Recognizing Common OCT Artifacts for Successful Clinical Management of Glaucoma; Figures

Figure 1. Internal metrics according to platform identifying scan quality. ART is 100 for radial and non-APS circle scan, 25 for APS circle scan, 9 for APS PPole H/V and non-APS ONH volume. When not using preset, the possible range is 1-100. In this scan the image quality is poor, yet the quality score is acceptable at 28. Notably, however, the ART is 2 indicating that it has only been averaged twice, and this scan usually has an ART of 100. This is the cause of the poorer image quality.

CASE 1. PVD EFFECT ON RNFL

Figure 2. High resolution raw data scans show the vitreous’ effect on the RNFL, with tenting of the RNFL inferotemporally due to vitreous traction causing RNFL thickening (top), and then subsequent vitreous release with resulting RNFL edema (bottom).

CASE 2. RETINAL CURVATURE FLATTENING ARTIFACT

Figure 3. Computer analysis must flatten out the RPE. The raw scan on the left shows a continuous RPE.  When the scan is flattened for RPE analysis (right) it shows artifactual RPE elevation with overlying RNFL thickening.

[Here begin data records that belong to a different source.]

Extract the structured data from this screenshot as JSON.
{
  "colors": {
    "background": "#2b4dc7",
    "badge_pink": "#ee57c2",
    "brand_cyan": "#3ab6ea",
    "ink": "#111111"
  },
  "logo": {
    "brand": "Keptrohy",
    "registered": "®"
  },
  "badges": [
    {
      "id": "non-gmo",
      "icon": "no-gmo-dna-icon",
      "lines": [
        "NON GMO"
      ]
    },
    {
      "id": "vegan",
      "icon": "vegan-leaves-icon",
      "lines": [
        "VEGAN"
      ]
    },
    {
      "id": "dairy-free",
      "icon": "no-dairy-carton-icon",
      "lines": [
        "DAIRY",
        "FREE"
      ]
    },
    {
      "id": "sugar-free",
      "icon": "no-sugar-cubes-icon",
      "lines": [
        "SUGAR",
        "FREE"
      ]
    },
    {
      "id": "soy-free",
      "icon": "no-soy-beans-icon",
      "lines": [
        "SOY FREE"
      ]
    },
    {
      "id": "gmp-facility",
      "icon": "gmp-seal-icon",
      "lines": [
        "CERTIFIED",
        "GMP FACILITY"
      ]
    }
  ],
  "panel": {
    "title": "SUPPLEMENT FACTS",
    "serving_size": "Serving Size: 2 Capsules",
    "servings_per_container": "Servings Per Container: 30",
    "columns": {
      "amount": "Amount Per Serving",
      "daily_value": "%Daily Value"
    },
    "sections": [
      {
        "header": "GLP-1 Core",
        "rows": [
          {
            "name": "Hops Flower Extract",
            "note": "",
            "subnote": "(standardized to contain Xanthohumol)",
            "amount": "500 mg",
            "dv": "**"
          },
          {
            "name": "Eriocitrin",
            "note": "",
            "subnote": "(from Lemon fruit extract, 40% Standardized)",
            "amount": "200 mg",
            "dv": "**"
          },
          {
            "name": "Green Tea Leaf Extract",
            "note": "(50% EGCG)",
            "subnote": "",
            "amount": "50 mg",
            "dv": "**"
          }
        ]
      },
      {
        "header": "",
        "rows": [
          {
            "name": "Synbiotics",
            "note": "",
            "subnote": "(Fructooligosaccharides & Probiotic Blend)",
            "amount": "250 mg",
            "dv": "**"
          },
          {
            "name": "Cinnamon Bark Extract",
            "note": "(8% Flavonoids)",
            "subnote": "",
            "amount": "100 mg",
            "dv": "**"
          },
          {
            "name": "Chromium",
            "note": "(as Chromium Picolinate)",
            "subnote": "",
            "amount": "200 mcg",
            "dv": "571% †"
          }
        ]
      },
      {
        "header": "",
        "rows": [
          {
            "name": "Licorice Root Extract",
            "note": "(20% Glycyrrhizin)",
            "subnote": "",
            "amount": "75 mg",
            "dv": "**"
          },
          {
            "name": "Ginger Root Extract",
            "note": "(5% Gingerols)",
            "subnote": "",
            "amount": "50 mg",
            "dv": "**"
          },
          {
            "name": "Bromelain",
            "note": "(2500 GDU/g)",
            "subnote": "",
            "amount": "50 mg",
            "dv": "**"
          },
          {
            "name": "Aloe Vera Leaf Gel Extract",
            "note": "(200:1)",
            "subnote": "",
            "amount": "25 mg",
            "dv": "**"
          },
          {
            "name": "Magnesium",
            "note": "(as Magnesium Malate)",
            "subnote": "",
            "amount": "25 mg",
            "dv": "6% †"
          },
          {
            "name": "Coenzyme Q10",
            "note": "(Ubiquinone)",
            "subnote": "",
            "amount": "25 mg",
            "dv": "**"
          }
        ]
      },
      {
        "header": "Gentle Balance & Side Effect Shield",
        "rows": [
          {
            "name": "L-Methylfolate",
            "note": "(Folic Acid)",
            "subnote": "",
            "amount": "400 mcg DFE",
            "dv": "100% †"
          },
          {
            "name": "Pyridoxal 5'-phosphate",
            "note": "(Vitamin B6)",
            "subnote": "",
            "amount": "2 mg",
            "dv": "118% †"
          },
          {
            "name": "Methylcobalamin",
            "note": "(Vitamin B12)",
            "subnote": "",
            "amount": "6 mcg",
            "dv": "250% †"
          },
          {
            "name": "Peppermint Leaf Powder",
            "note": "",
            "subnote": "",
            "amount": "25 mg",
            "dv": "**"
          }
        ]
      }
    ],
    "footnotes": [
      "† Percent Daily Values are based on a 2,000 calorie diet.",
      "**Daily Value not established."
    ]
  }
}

Figure 4. Fixing a segmentation artifact: Here the posterior border of the RNFL is incorrectly defined due to an epiretinal membrane.

Figure 5. Fixing a segmentation artifact: The circle tool is used here to fix the artifact.

Figure 6. Fixing a segmentation artifact. With the artifact fixed, the RNFL thickness is in the normal zone.

CASE 3. FIXING FOVEAL POSITION ERROR

Figure 7. Fix to reposition fovea. In the original RNFL scans, correcting foveal position can change the percentile values of the RNFL in each quadrant.

CASE 4. PERIPAPILLARY ATROPHY IN A HIGH MYOPE

Figure 8. A 64-year-old African American woman with -7.50 myopia and pressure applanation of 12 mm Hg.  In this patient there is clear peripapillary atrophy that results in difficulty in assessing the RNFL using the inner circle. The outer RNFL scan is more accurate as it is less affected by peripapillary atrophy.